Home Work by Julie Andrews



I love biographies, so of course I was thrilled when my brother surprised me with this book. Julie Andrews is an icon and one cannot help but hear her name and picture her running though the hills singing “The Sound of Music” or reminding us that “a spoonful of sugar helps the medicine go down”. That was the Julie Andrews I knew.


If you want to cling to that idealized version of this beloved actress, then this is not the book for you. In these pages, I discovered a woman who experienced pain, loneliness, confusion, joy, success, love, regret, and healing. Home Work provides a glimpse at what happens behind the flashing lights and the glitter of fame, and the hard work it took for her to raise a family and build a home with a career as an actress and performer.

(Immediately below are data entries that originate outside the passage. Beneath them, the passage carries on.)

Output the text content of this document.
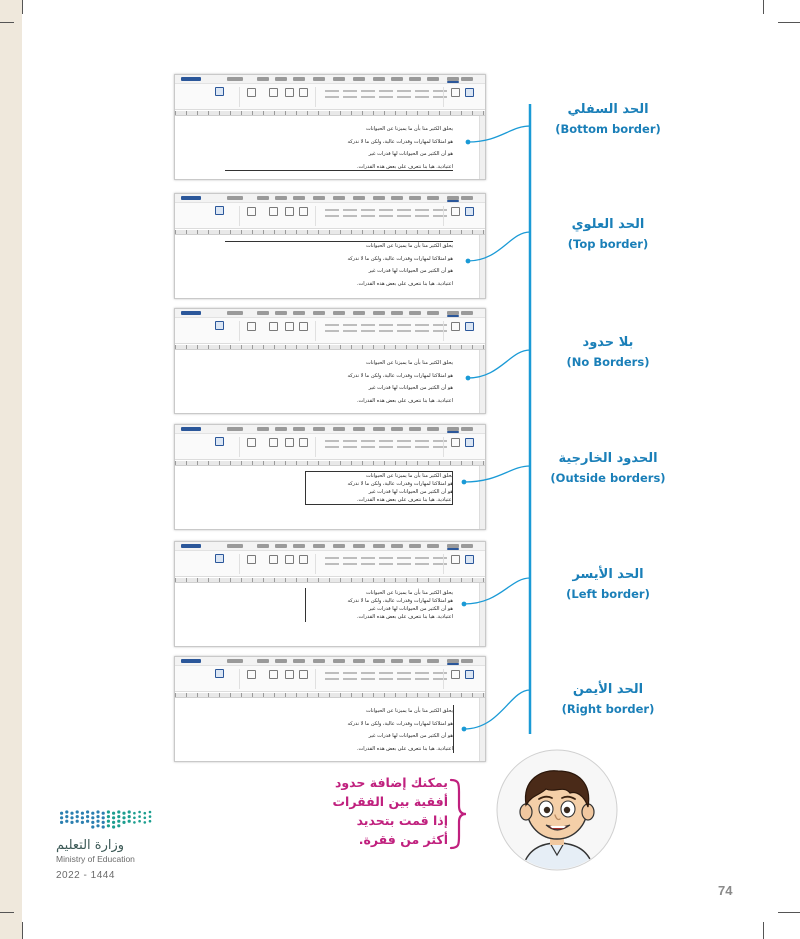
يحلق الكثير منا بأن ما يميزنا عن الحيوانات
هو امتلاكنا لمهارات وقدرات عالية، ولكن ما لا ندركه
هو أن الكثير من الحيوانات لها قدرات غير
اعتيادية. هيا بنا نتعرف على بعض هذه القدرات.
يحلق الكثير منا بأن ما يميزنا عن الحيوانات
هو امتلاكنا لمهارات وقدرات عالية، ولكن ما لا ندركه
هو أن الكثير من الحيوانات لها قدرات غير
اعتيادية. هيا بنا نتعرف على بعض هذه القدرات.
يحلق الكثير منا بأن ما يميزنا عن الحيوانات
هو امتلاكنا لمهارات وقدرات عالية، ولكن ما لا ندركه
هو أن الكثير من الحيوانات لها قدرات غير
اعتيادية. هيا بنا نتعرف على بعض هذه القدرات.
يحلق الكثير منا بأن ما يميزنا عن الحيوانات
هو امتلاكنا لمهارات وقدرات عالية، ولكن ما لا ندركه
هو أن الكثير من الحيوانات لها قدرات غير
اعتيادية. هيا بنا نتعرف على بعض هذه القدرات.
يحلق الكثير منا بأن ما يميزنا عن الحيوانات
هو امتلاكنا لمهارات وقدرات عالية، ولكن ما لا ندركه
هو أن الكثير من الحيوانات لها قدرات غير
اعتيادية. هيا بنا نتعرف على بعض هذه القدرات.
يحلق الكثير منا بأن ما يميزنا عن الحيوانات
هو امتلاكنا لمهارات وقدرات عالية، ولكن ما لا ندركه
هو أن الكثير من الحيوانات لها قدرات غير
اعتيادية. هيا بنا نتعرف على بعض هذه القدرات.
الحد السفلي
(Bottom border)
الحد العلوي
(Top border)
بلا حدود
(No Borders)
الحدود الخارجية
(Outside borders)
الحد الأيسر
(Left border)
الحد الأيمن
(Right border)
يمكنك إضافة حدود
أفقية بين الفقرات
إذا قمت بتحديد
أكثر من فقرة.
وزارة التعليم
Ministry of Education
2022 - 1444
74
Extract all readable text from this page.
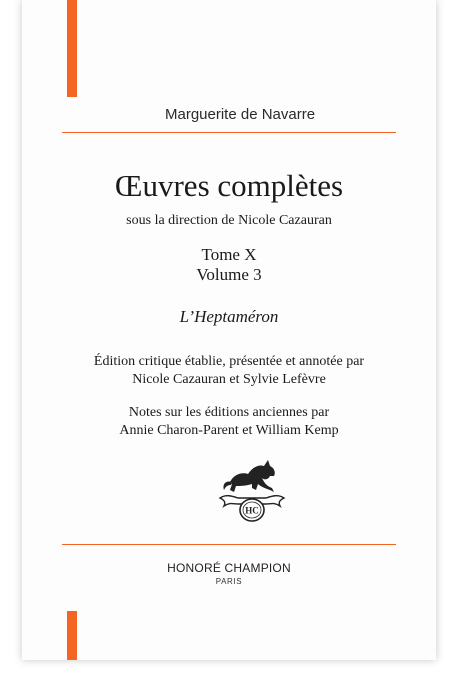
Marguerite de Navarre
Œuvres complètes
sous la direction de Nicole Cazauran
Tome X
Volume 3
L’Heptaméron
Édition critique établie, présentée et annotée par
Nicole Cazauran et Sylvie Lefèvre
Notes sur les éditions anciennes par
Annie Charon-Parent et William Kemp
HC
HONORÉ CHAMPION
PARIS
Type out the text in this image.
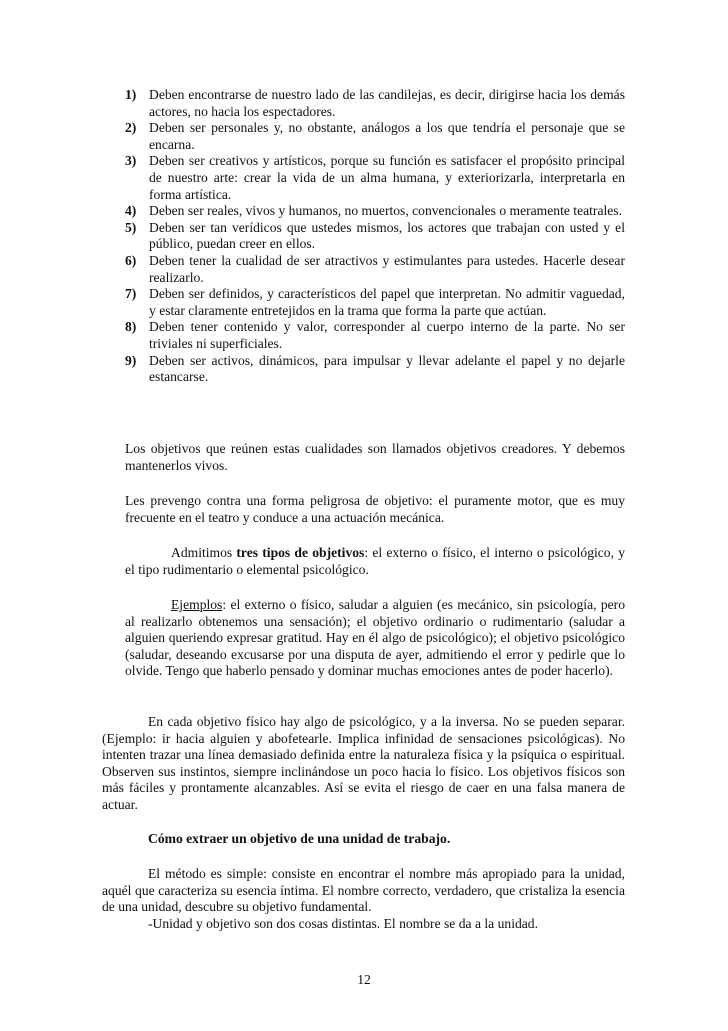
1) Deben encontrarse de nuestro lado de las candilejas, es decir, dirigirse hacia los demás actores, no hacia los espectadores.
2) Deben ser personales y, no obstante, análogos a los que tendría el personaje que se encarna.
3) Deben ser creativos y artísticos, porque su función es satisfacer el propósito principal de nuestro arte: crear la vida de un alma humana, y exteriorizarla, interpretarla en forma artística.
4) Deben ser reales, vivos y humanos, no muertos, convencionales o meramente teatrales.
5) Deben ser tan verídicos que ustedes mismos, los actores que trabajan con usted y el público, puedan creer en ellos.
6) Deben tener la cualidad de ser atractivos y estimulantes para ustedes. Hacerle desear realizarlo.
7) Deben ser definidos, y característicos del papel que interpretan. No admitir vaguedad, y estar claramente entretejidos en la trama que forma la parte que actúan.
8) Deben tener contenido y valor, corresponder al cuerpo interno de la parte. No ser triviales ni superficiales.
9) Deben ser activos, dinámicos, para impulsar y llevar adelante el papel y no dejarle estancarse.

Los objetivos que reúnen estas cualidades son llamados objetivos creadores. Y debemos mantenerlos vivos.

Les prevengo contra una forma peligrosa de objetivo: el puramente motor, que es muy frecuente en el teatro y conduce a una actuación mecánica.

Admitimos tres tipos de objetivos: el externo o físico, el interno o psicológico, y el tipo rudimentario o elemental psicológico.

Ejemplos: el externo o físico, saludar a alguien (es mecánico, sin psicología, pero al realizarlo obtenemos una sensación); el objetivo ordinario o rudimentario (saludar a alguien queriendo expresar gratitud. Hay en él algo de psicológico); el objetivo psicológico (saludar, deseando excusarse por una disputa de ayer, admitiendo el error y pedirle que lo olvide. Tengo que haberlo pensado y dominar muchas emociones antes de poder hacerlo).

En cada objetivo físico hay algo de psicológico, y a la inversa. No se pueden separar. (Ejemplo: ir hacia alguien y abofetearle. Implica infinidad de sensaciones psicológicas). No intenten trazar una línea demasiado definida entre la naturaleza física y la psíquica o espiritual. Observen sus instintos, siempre inclinándose un poco hacia lo físico. Los objetivos físicos son más fáciles y prontamente alcanzables. Así se evita el riesgo de caer en una falsa manera de actuar.

Cómo extraer un objetivo de una unidad de trabajo.

El método es simple: consiste en encontrar el nombre más apropiado para la unidad, aquél que caracteriza su esencia íntima. El nombre correcto, verdadero, que cristaliza la esencia de una unidad, descubre su objetivo fundamental.

-Unidad y objetivo son dos cosas distintas. El nombre se da a la unidad.

12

I found this book to be refreshingly honest and forthright. She didn’t sensationalize her Hollywood life and her many successes. As she stated, “What is success? Is it the pleasure in doing the work, or the way it’s received afterward? The latter is ephemeral. The doing is everything.”


As I turned the last page, I came away with a deeper understanding of the cost that comes with fame. Life as an actress is not easy, and it made me all the more thankful for my seemingly ordinary days. Not matter who we are, we all have the same desires: to love and be loved and to use our gifts to do something that we love. In that way, she truly has been blessed.